Strategy Evaluation
14. Strategy Evaluation#
How to evaluate if a strategy is any good?
The first answer might be look at the strategy Sharpe ratio,
Which measure how much premium you per unit of volaitlity, aka risk.
Statistics: Just becasue a strategy had a high return and/or low volatility in a particular sample does not immediately mean that this is a good forecast of the asset behavior going forward. As we saw in our “Estimation Uncertainty” chaper, these estiamtes can move quite a lot and be quite uninformative about the future. We will use statistics to document what are reliable feautres of the data, i.e. features that are unlikely to be due to pure chance.
Comovement: While this looking at Sharpe Rations is a sensible way to evalaute your overall portfolio, it is not sensible way to evaluate any individual strategy/asset given that correlations will mean that two strategies with exactly the same Sharpe ratio can be of different value to you depending on the correlation with your overall portfolio.
Statistical Biases: We have to be very careful how we interpret statistical tests as the data that we look at is always heavily selected in some way. Making our statistical tests theoretical power not really true. So we need to be aware of a whole host of biases when looking at the data. A few examples include:
Survivorship bias: An asset have a very high average return in the sample by the mere fact that it didn’t crash before. For example, most of the equity markets in the world collapsed multiple times so the US market looks great becasue it survived, but this could be due only to chance because an investor in the 1900 wouldn’t know that the US equity market would be the one surviving. So when we conditioning on the US market, we are implicitly usign future information since we don’t invest in german/france/japanese stocks before the WWII. This can impact Crypto and other new asset classes particularly severely.

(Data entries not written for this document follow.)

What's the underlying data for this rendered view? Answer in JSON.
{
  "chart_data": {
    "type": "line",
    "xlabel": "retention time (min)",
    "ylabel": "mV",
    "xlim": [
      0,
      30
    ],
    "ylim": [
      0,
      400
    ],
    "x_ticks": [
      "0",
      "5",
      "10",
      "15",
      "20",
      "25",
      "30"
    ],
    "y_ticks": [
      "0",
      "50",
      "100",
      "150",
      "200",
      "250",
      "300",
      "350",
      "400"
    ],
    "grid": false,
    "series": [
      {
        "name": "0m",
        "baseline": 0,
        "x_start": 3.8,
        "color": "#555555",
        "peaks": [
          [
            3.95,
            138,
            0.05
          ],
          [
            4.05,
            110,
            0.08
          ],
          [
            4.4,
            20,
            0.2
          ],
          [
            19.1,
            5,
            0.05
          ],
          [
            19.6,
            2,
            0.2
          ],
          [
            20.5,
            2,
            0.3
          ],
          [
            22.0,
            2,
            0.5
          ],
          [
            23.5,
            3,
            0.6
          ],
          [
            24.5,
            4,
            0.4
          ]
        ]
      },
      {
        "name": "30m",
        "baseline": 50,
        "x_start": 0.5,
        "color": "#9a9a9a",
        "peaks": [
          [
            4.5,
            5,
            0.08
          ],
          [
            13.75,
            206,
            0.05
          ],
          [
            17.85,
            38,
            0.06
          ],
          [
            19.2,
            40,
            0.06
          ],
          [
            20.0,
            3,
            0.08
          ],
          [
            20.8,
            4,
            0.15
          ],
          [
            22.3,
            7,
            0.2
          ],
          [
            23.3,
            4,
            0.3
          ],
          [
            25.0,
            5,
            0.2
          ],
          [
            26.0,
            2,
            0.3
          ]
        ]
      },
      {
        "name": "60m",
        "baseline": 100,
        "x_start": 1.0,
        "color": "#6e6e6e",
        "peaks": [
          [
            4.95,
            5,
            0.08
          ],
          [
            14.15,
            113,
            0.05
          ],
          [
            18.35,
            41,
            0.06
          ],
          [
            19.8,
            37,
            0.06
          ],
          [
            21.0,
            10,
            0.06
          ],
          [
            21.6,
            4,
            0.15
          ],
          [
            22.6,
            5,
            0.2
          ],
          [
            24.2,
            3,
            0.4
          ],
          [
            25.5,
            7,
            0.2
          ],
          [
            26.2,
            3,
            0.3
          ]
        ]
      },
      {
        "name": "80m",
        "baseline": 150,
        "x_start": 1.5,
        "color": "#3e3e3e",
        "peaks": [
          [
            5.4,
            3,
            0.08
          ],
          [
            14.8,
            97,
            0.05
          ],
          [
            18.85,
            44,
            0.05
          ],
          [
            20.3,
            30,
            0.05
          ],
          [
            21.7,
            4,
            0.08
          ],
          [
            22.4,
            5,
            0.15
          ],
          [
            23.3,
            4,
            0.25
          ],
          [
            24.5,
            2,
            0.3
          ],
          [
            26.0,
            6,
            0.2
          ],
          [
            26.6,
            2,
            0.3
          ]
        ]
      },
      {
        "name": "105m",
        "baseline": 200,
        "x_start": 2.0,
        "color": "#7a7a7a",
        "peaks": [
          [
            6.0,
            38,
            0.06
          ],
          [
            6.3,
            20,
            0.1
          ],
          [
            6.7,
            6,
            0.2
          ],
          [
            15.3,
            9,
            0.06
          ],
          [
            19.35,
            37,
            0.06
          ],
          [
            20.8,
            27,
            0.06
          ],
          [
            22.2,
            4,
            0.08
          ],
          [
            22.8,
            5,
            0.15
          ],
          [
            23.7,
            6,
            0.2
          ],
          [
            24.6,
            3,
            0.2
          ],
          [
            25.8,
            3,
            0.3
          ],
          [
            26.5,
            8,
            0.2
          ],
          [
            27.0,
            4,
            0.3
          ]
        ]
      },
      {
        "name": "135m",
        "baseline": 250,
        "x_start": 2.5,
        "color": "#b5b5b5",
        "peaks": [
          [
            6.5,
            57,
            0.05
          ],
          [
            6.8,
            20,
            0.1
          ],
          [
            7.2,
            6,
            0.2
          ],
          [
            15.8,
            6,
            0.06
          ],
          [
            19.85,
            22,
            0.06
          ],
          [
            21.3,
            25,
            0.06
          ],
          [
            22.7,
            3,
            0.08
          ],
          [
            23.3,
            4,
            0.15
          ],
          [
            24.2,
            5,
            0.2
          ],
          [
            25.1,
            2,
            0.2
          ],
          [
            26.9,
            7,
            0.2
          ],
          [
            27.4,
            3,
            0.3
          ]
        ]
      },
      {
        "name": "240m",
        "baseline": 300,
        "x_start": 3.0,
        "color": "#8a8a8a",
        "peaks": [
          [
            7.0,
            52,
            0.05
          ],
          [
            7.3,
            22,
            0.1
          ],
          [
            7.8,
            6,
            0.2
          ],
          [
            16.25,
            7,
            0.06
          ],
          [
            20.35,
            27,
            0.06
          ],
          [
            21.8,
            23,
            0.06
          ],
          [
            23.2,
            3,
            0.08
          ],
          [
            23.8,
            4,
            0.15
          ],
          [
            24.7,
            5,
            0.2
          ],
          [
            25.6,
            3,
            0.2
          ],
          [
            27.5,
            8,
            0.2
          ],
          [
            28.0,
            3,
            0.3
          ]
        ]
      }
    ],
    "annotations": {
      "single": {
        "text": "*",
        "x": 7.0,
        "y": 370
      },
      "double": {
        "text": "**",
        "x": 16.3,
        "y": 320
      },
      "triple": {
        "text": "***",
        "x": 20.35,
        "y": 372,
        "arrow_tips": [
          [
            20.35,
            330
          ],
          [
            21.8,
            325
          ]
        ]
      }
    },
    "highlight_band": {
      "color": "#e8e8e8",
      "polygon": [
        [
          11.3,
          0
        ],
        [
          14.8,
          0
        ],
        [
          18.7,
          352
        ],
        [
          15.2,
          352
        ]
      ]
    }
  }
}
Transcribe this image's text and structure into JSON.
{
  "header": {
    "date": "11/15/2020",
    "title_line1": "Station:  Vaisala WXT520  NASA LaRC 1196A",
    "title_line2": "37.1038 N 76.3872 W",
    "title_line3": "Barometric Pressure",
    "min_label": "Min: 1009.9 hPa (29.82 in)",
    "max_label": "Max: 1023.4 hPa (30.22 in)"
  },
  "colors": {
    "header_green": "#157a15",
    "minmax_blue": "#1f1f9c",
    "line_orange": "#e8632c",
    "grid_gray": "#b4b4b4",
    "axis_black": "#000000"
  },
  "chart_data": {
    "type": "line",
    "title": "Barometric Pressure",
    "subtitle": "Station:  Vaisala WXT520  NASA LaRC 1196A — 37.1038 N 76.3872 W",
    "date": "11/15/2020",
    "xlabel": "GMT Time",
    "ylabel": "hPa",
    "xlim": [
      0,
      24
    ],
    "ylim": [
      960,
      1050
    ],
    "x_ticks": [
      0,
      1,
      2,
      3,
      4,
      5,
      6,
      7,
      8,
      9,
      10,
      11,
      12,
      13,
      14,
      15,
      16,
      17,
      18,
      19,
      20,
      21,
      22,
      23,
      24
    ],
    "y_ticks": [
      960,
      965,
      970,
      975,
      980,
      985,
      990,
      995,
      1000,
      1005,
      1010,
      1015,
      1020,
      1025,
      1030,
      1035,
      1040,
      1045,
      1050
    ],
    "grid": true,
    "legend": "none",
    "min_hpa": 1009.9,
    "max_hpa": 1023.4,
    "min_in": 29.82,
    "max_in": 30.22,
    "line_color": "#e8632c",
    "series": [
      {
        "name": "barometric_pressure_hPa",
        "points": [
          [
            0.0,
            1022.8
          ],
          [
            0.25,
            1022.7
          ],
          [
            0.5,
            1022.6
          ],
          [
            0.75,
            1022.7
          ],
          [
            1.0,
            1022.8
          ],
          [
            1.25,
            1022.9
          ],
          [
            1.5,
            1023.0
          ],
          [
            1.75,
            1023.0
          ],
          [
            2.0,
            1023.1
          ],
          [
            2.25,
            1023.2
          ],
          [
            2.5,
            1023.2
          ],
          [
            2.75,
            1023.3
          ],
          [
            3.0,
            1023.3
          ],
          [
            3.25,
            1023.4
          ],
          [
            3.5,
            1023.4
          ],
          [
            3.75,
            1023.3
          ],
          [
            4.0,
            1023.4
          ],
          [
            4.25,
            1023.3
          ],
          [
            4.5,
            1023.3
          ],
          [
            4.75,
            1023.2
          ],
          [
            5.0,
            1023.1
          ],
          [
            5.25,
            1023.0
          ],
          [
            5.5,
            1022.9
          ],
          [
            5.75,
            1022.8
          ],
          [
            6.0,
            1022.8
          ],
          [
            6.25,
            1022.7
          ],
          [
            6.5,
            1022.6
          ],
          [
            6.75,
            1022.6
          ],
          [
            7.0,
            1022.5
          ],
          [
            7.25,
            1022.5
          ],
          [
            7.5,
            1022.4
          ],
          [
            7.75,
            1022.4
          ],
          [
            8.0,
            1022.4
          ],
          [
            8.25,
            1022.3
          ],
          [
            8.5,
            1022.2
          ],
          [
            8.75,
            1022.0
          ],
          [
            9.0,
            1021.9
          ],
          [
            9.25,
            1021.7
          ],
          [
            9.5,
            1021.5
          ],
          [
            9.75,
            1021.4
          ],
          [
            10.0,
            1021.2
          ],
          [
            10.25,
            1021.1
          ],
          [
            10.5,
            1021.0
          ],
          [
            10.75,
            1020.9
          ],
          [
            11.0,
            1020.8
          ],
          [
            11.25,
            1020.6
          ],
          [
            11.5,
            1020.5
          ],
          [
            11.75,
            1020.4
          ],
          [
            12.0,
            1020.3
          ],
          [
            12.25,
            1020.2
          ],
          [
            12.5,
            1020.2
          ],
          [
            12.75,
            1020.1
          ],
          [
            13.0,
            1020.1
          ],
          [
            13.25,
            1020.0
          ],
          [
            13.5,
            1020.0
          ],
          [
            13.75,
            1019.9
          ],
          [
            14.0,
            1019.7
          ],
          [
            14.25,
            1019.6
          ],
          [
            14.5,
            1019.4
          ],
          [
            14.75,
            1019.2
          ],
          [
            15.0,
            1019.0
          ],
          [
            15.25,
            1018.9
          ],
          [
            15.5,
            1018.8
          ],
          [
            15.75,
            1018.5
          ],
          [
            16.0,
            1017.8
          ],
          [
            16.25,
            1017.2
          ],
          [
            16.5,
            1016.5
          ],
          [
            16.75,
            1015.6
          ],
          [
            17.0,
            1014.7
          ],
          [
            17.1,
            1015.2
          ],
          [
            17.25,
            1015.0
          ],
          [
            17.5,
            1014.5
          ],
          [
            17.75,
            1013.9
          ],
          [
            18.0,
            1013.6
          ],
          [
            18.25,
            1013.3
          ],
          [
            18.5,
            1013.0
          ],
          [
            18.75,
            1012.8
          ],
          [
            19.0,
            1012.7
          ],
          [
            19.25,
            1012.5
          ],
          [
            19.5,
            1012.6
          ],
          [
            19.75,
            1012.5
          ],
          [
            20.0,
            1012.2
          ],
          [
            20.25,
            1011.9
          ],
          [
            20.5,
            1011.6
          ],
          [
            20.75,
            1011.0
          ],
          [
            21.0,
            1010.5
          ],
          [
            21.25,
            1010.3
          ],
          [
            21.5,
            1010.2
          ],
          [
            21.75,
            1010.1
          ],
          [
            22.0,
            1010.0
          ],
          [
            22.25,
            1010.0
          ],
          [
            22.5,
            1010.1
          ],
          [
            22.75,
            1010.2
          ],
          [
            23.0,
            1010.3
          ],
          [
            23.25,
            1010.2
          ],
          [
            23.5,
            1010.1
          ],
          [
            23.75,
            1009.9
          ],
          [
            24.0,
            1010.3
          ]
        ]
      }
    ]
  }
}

Publication/Famous bias: researches/practicioners are always looking for strategies that work in past data. Some of these strategies will work just by chance because returns are so noisy and the data not long enough. The stuff that will get published is the stuff that has worked in the data becasue the journals will not publishe the “null results”, i.e. no one will publish a strategy that does NOT work. A more general bias of this same form is the famous bias. For example we only talk about Warren Buffet or Bitcoin because they did well in the past. But for every Warren buffet there is also an unsuccessful manager that lost everything. And for every bitcoin there is abother Crypto currency that collapsed. Unless you know how to pick Warren Buffet/Bitcoin before they became famous the strategy of investing in Warrent Buffet or buying Bitcoin and using the whole data to evalaute the performance is not really valid.
There are many more. The fundamental issue is that our statistics do not account for the “discovery process” of an asset/strategy/manager.
Tail risks: Another important issue relates to higher moments (tail risks) of the strategy. An investor that has mean-variance preferences would not care about those. But who has mean-variance preferences? MV preferences are a good approximation to decide how to invest at broadly diversified portfolios at reasonable horizons (months) when returns are pretty well behaved. But it is fair to say that between two strategies with the same sharpe ratio most investors will prefer one that has less extreme negative returns.
Background risks: An important aspect for many investors is to understand the exact macro-economic conditions of the periods the strategy performs poorly. We have to be humble here because the data will typically not allow us to say something overly precise, but investors will typically care about the specific scenario where the strategy does poorly: Does it pay poorly in recessions? Financial crisis ? High inflation periods? low growth periods?wars?
We will go over these in the next sections. Points 1 and 2 we will adress together in the econometrics of strategy evaluation, we will then discuss point 3 in Out of Sample analysis, and points 4 and 5 in Tail risks and Background risks (TBD).